REPUBLIKA.CO.ID, JAKARTA -- Ketua Rabithah Ma'ahid Islamiyah Pengurus Besar Nahdlatul Ulama (RMI PBNU), KH Hodri Ariev mendesak Kementerian Agama agar melakukan langkah konkret menyikapi maraknya kekerasan di pesantren. Kemenag sebagai perwakilan pemerintah yang menaungi pesantren harus segera turun tangan.
Dua kasus kekerasan di sebuah pondok pesantren di Malang dan Kediri, Jawa Timur belum lama ini menjadi sorotan publik. Di Malang, santri senior menyetrika santri juniornya. Adapun di Kediri santri asal Banyuwangi meninggal diduga mengalami penganiayaan.

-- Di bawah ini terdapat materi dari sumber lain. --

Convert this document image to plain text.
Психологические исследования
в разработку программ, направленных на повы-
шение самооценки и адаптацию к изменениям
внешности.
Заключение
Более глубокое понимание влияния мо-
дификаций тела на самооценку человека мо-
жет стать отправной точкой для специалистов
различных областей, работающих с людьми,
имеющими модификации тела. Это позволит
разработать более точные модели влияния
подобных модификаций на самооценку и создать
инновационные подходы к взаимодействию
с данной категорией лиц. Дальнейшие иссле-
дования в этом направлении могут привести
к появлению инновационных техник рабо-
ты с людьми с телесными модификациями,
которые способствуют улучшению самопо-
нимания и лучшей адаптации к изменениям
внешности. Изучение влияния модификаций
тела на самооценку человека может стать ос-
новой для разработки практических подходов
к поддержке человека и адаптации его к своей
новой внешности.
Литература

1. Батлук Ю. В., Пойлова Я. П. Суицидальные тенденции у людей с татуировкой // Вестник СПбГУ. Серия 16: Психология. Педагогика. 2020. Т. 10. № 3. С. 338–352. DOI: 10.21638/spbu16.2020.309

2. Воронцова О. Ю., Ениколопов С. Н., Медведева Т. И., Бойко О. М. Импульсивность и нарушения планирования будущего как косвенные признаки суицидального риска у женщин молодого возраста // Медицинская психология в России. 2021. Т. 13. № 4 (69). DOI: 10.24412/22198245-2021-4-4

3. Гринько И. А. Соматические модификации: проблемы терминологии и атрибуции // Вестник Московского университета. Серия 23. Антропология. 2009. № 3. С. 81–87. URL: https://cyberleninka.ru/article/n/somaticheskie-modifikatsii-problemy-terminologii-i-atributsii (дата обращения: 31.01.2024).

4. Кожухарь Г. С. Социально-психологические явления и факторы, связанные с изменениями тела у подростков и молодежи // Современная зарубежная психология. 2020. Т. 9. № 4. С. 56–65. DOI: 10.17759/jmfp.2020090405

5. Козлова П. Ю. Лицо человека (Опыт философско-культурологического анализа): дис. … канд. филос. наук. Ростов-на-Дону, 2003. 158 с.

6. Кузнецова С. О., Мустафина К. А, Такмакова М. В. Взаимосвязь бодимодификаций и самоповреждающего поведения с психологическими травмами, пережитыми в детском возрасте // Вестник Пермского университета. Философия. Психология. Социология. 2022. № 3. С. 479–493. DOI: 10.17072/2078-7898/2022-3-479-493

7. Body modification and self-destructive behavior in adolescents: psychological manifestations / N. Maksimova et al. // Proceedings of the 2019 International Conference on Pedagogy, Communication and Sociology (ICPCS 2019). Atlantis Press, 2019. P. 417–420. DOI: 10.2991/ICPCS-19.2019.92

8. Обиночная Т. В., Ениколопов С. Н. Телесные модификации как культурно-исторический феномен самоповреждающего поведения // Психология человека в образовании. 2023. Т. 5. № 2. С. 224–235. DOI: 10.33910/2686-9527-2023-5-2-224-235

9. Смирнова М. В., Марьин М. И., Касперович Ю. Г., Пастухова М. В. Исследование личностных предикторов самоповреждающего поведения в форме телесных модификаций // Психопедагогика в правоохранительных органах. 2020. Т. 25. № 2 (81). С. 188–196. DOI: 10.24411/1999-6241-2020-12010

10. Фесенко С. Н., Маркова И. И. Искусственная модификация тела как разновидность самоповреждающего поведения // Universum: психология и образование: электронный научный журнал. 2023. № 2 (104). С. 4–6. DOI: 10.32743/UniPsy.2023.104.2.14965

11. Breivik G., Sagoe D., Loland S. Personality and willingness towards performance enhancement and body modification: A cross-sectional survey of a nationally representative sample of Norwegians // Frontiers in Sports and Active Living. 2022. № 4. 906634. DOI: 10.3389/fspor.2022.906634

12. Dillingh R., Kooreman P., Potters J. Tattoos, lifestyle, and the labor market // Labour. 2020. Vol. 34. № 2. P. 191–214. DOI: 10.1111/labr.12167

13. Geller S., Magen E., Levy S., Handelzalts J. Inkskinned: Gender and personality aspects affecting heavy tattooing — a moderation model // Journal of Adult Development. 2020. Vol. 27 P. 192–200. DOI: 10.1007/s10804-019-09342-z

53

"Bisa dibuat kredit poin agar hanya pesantren ramah anak yang bisa mengajukan dan mendapat bantuan dan pembinaan kelembagaan," ujar Kiai Hodri kepada Republika.co.id, Selasa (27/2/2024).
Kepala Subdirektorat Pendidikan Pesantren Direktorat Pendidikan Diniyah dan Pondok Pesantren Kementerian Agama, Basnang Said mengatakan Kemenag dapat mempersulit pondok pesantren dalam memberikan bantuan bagi yang terkenak kasus kekerasan. Hal tersebut sesuai dengan usulan dari RMI.

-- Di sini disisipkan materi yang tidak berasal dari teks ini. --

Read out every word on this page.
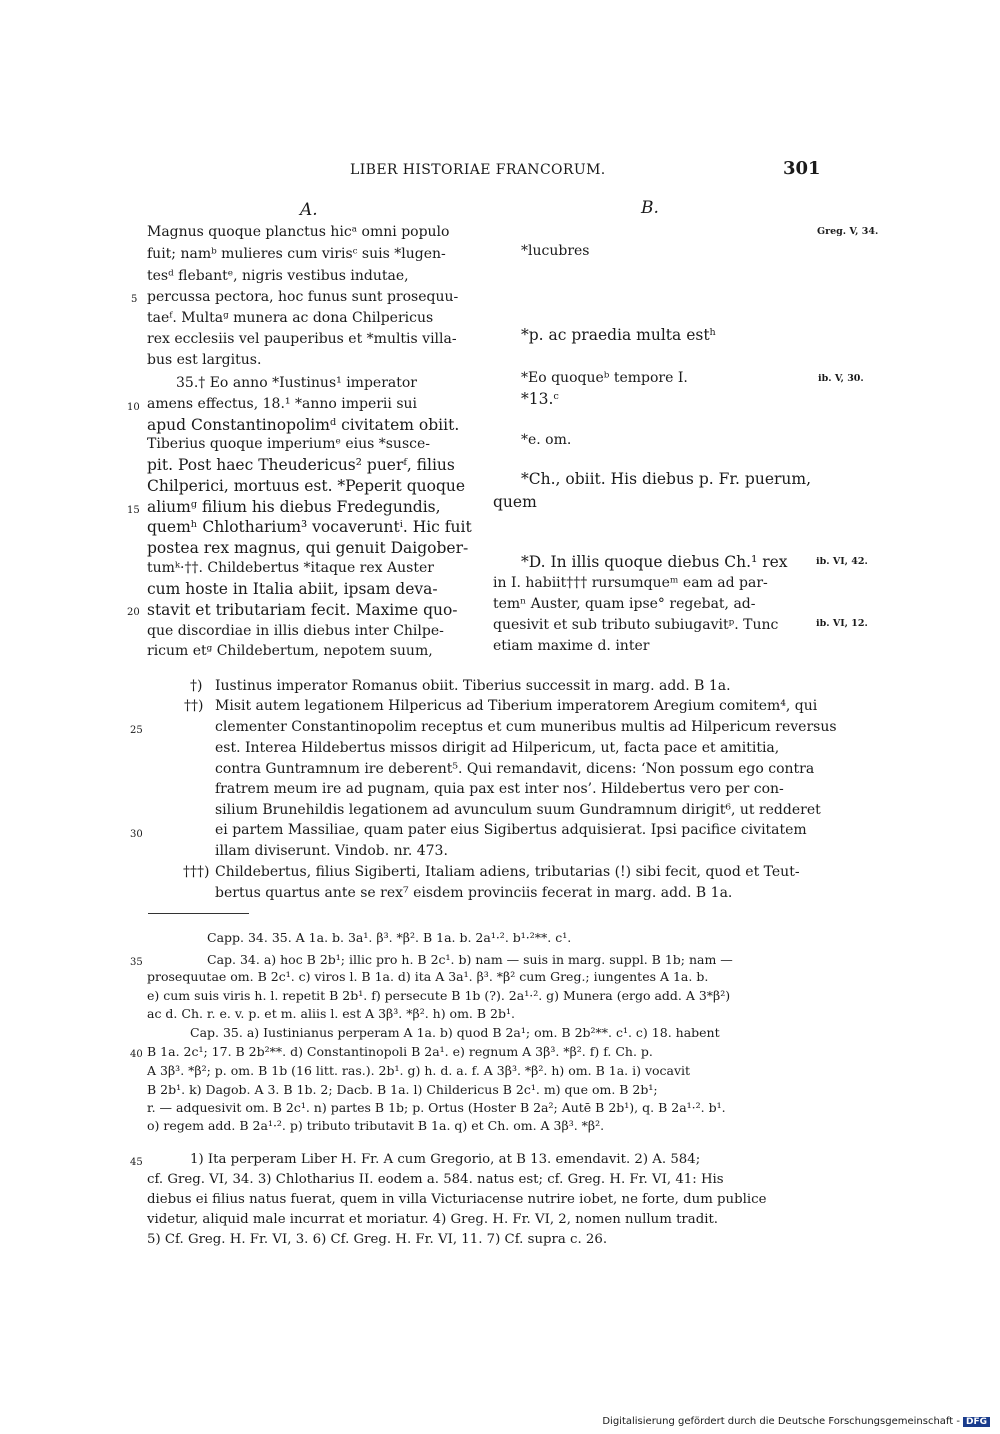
LIBER HISTORIAE FRANCORUM.	301
A.	B.
Greg. V, 34.
ib. V, 30.
ib. VI, 42.
ib. VI, 12.
5
10
15
20
25
30
35
40
45
Magnus quoque planctus hicᵃ omni populo
fuit; namᵇ mulieres cum virisᶜ suis *lugen-
tesᵈ flebantᵉ, nigris vestibus indutae,
percussa pectora, hoc funus sunt prosequu-
taeᶠ. Multaᵍ munera ac dona Chilpericus
rex ecclesiis vel pauperibus et *multis villa-
bus est largitus.
35.† Eo anno *Iustinus¹ imperator
amens effectus, 18.¹ *anno imperii sui
apud Constantinopolimᵈ civitatem obiit.
Tiberius quoque imperiumᵉ eius *susce-
pit. Post haec Theudericus² puerᶠ, filius
Chilperici, mortuus est. *Peperit quoque
aliumᵍ filium his diebus Fredegundis,
quemʰ Chlotharium³ vocaveruntⁱ. Hic fuit
postea rex magnus, qui genuit Daigober-
tumᵏ·††. Childebertus *itaque rex Auster
cum hoste in Italia abiit, ipsam deva-
stavit et tributariam fecit. Maxime quo-
que discordiae in illis diebus inter Chilpe-
ricum etᵍ Childebertum, nepotem suum,
*lucubres
*p. ac praedia multa estʰ
*Eo quoqueᵇ tempore I.
*13.ᶜ
*e. om.
*Ch., obiit. His diebus p. Fr. puerum,
quem
*D. In illis quoque diebus Ch.¹ rex
in I. habiit††† rursumqueᵐ eam ad par-
temⁿ Auster, quam ipse° regebat, ad-
quesivit et sub tributo subiugavitᵖ. Tunc
etiam maxime d. inter
†) Iustinus imperator Romanus obiit. Tiberius successit in marg. add. B 1a.
††) Misit autem legationem Hilpericus ad Tiberium imperatorem Aregium comitem⁴, qui
clementer Constantinopolim receptus et cum muneribus multis ad Hilpericum reversus
est. Interea Hildebertus missos dirigit ad Hilpericum, ut, facta pace et amititia,
contra Guntramnum ire deberent⁵. Qui remandavit, dicens: ‘Non possum ego contra
fratrem meum ire ad pugnam, quia pax est inter nos’. Hildebertus vero per con-
silium Brunehildis legationem ad avunculum suum Gundramnum dirigit⁶, ut redderet
ei partem Massiliae, quam pater eius Sigibertus adquisierat. Ipsi pacifice civitatem
illam diviserunt. Vindob. nr. 473.
†††) Childebertus, filius Sigiberti, Italiam adiens, tributarias (!) sibi fecit, quod et Teut-
bertus quartus ante se rex⁷ eisdem provinciis fecerat in marg. add. B 1a.
Capp. 34. 35. A 1a. b. 3a¹. β³. *β². B 1a. b. 2a¹·². b¹·²**. c¹.
Cap. 34. a) hoc B 2b¹; illic pro h. B 2c¹. b) nam — suis in marg. suppl. B 1b; nam —
prosequutae om. B 2c¹. c) viros l. B 1a. d) ita A 3a¹. β³. *β² cum Greg.; iungentes A 1a. b.
e) cum suis viris h. l. repetit B 2b¹. f) persecute B 1b (?). 2a¹·². g) Munera (ergo add. A 3*β²)
ac d. Ch. r. e. v. p. et m. aliis l. est A 3β³. *β². h) om. B 2b¹.
Cap. 35. a) Iustinianus perperam A 1a. b) quod B 2a¹; om. B 2b²**. c¹. c) 18. habent
B 1a. 2c¹; 17. B 2b²**. d) Constantinopoli B 2a¹. e) regnum A 3β³. *β². f) f. Ch. p.
A 3β³. *β²; p. om. B 1b (16 litt. ras.). 2b¹. g) h. d. a. f. A 3β³. *β². h) om. B 1a. i) vocavit
B 2b¹. k) Dagob. A 3. B 1b. 2; Dacb. B 1a. l) Childericus B 2c¹. m) que om. B 2b¹;
r. — adquesivit om. B 2c¹. n) partes B 1b; p. Ortus (Hoster B 2a²; Autē B 2b¹), q. B 2a¹·². b¹.
o) regem add. B 2a¹·². p) tributo tributavit B 1a. q) et Ch. om. A 3β³. *β².
1) Ita perperam Liber H. Fr. A cum Gregorio, at B 13. emendavit. 2) A. 584;
cf. Greg. VI, 34. 3) Chlotharius II. eodem a. 584. natus est; cf. Greg. H. Fr. VI, 41: His
diebus ei filius natus fuerat, quem in villa Victuriacense nutrire iobet, ne forte, dum publice
videtur, aliquid male incurrat et moriatur. 4) Greg. H. Fr. VI, 2, nomen nullum tradit.
5) Cf. Greg. H. Fr. VI, 3. 6) Cf. Greg. H. Fr. VI, 11. 7) Cf. supra c. 26.
Digitalisierung gefördert durch die Deutsche Forschungsgemeinschaft - DFG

Namun Basnang mengatakan saat ini Kemenag belum akan memberikan sanksi terhadap dua pondok pesantren tersebut. Sebab, pihaknya masih menunggu hasil investigasi secara lengkap.
"Sanksinya jika kasus itu muncul di media, bantuan-bantuan mungkin akan di-blaclist," ujar Basnang kepada Republika.co.id.

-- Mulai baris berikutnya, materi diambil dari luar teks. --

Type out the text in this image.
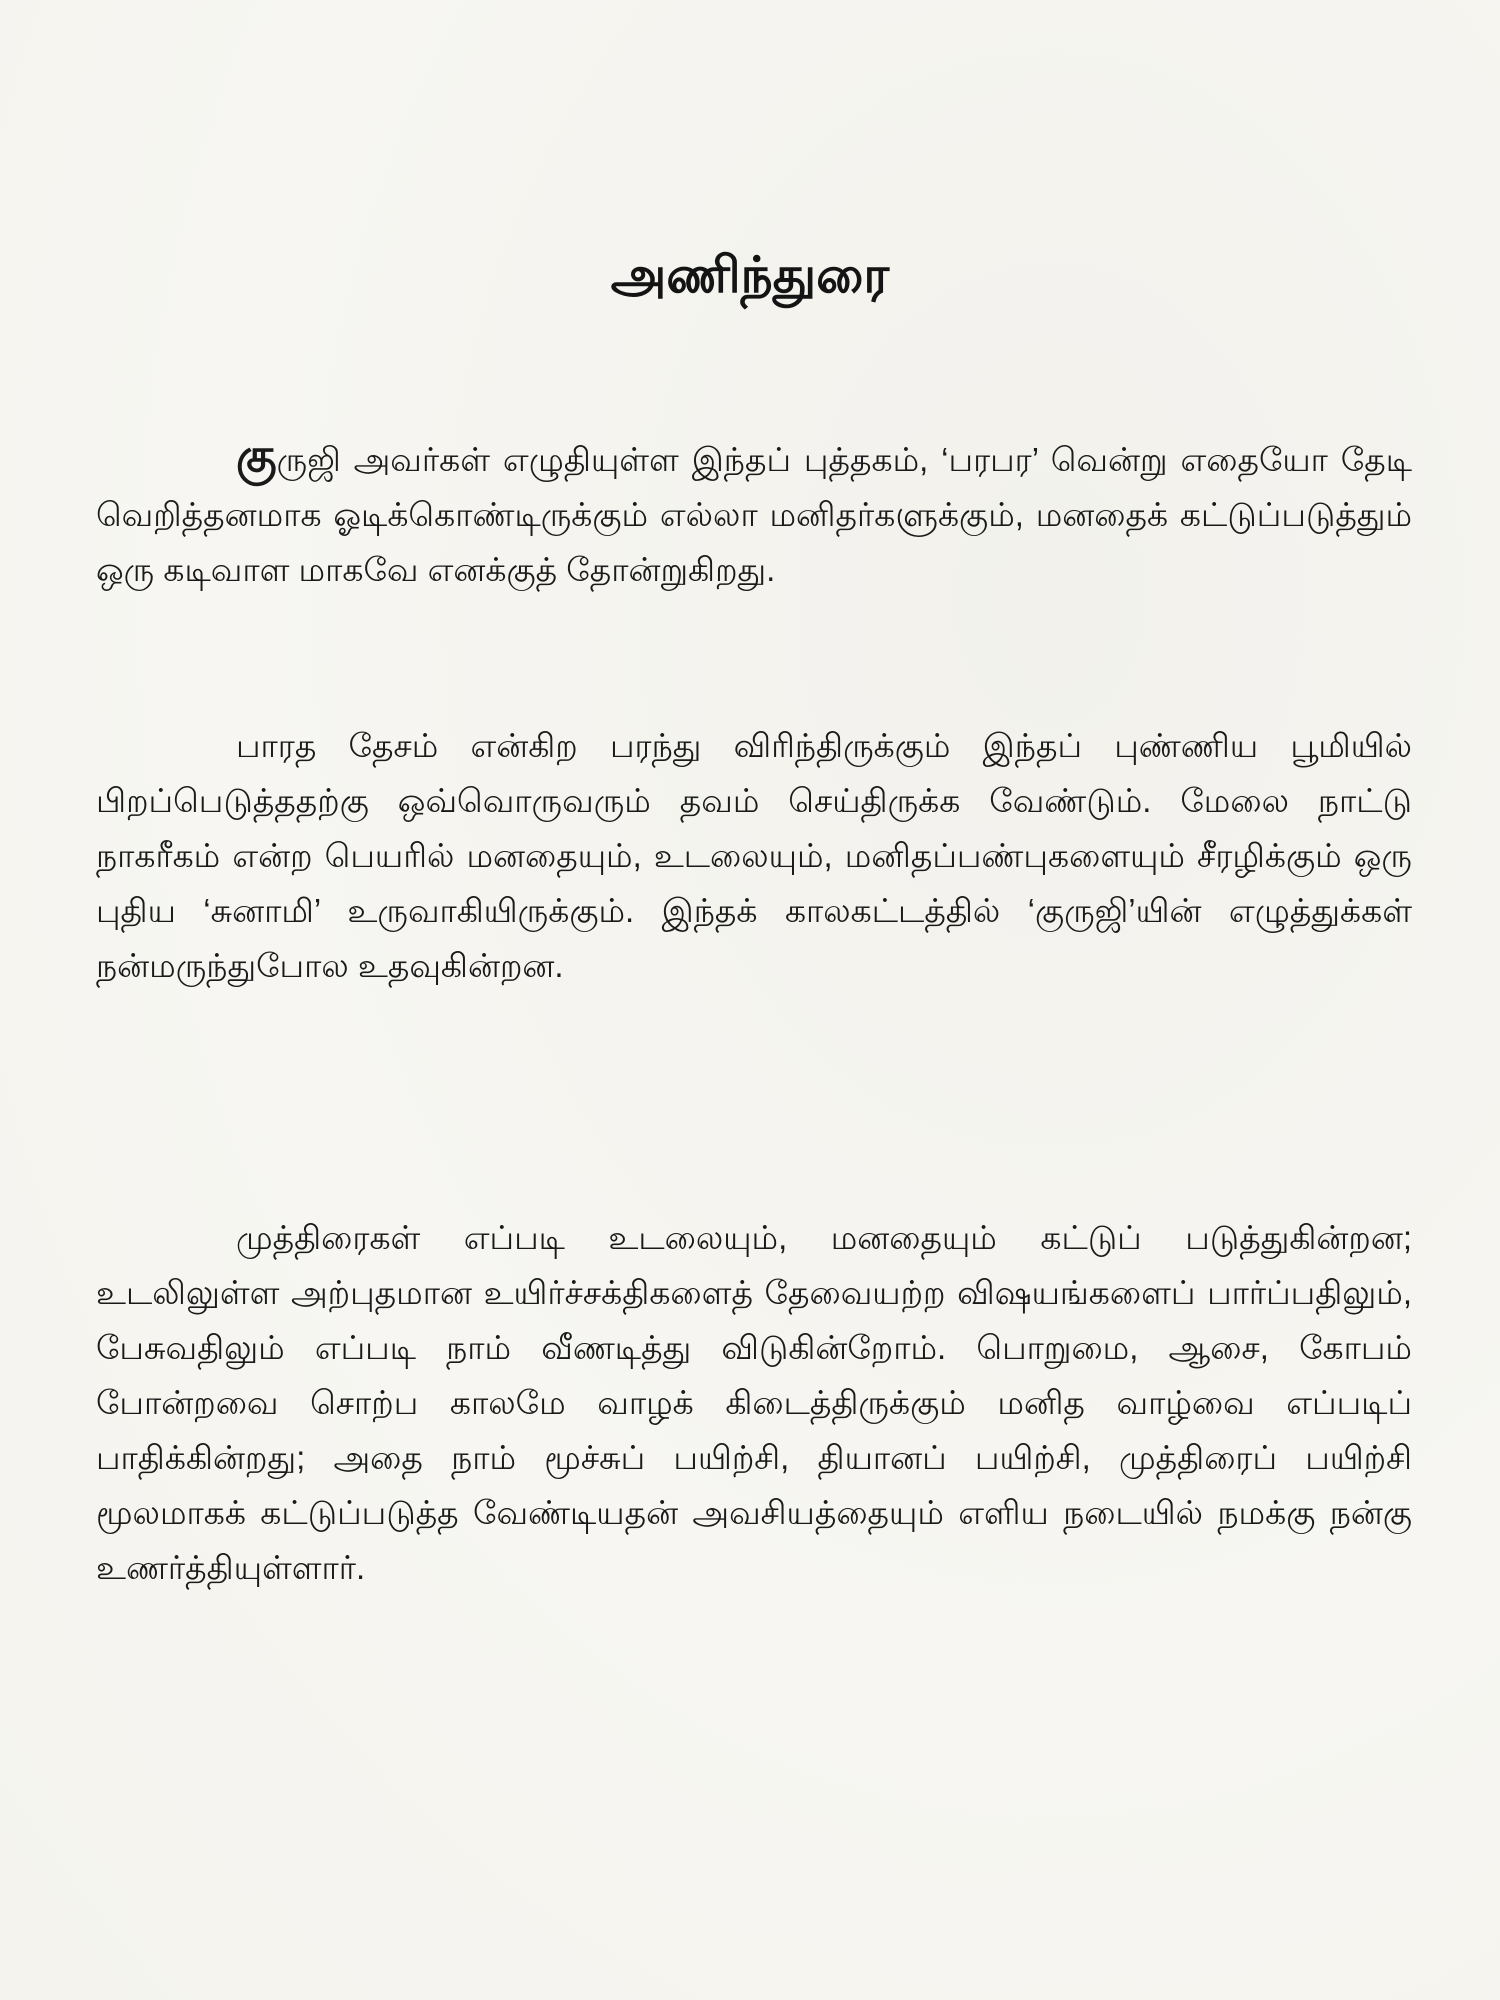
அணிந்துரை

குருஜி அவர்கள் எழுதியுள்ள இந்தப் புத்தகம், ‘பரபர’ வென்று எதையோ தேடி வெறித்தனமாக ஓடிக்கொண்டிருக்கும் எல்லா மனிதர்களுக்கும், மனதைக் கட்டுப்படுத்தும் ஒரு கடிவாள மாகவே எனக்குத் தோன்றுகிறது.

பாரத தேசம் என்கிற பரந்து விரிந்திருக்கும் இந்தப் புண்ணிய பூமியில் பிறப்பெடுத்ததற்கு ஒவ்வொருவரும் தவம் செய்திருக்க வேண்டும். மேலை நாட்டு நாகரீகம் என்ற பெயரில் மனதையும், உடலையும், மனிதப்பண்புகளையும் சீரழிக்கும் ஒரு புதிய ‘சுனாமி’ உருவாகியிருக்கும். இந்தக் காலகட்டத்தில் ‘குருஜி’யின் எழுத்துக்கள் நன்மருந்துபோல உதவுகின்றன.

முத்திரைகள் எப்படி உடலையும், மனதையும் கட்டுப் படுத்துகின்றன; உடலிலுள்ள அற்புதமான உயிர்ச்சக்திகளைத் தேவையற்ற விஷயங்களைப் பார்ப்பதிலும், பேசுவதிலும் எப்படி நாம் வீணடித்து விடுகின்றோம். பொறுமை, ஆசை, கோபம் போன்றவை சொற்ப காலமே வாழக் கிடைத்திருக்கும் மனித வாழ்வை எப்படிப் பாதிக்கின்றது; அதை நாம் மூச்சுப் பயிற்சி, தியானப் பயிற்சி, முத்திரைப் பயிற்சி மூலமாகக் கட்டுப்படுத்த வேண்டியதன் அவசியத்தையும் எளிய நடையில் நமக்கு நன்கு உணர்த்தியுள்ளார்.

Untuk mencabut izin pesantren yang terbukti ada kasus kekerasan, kata Basnang, membutuhkan pertimbangan yang mendetil. Pasalnya, di pesantren tersebut terdapat kiai, santri dan lembaga pendidikan. Menurut Basnang Kemenag lebih akan mempriotiskan pembinaan.
Basnang menambahkan sejatinya Kemenag telah melakukan upaya pencegahan melalui berbagai regulasi yang dikeluarkan. Regulasi tersebut telah disosialisakikan ke Kemenag provinsi dan kabupaten serta pengasuh pondon pesantren.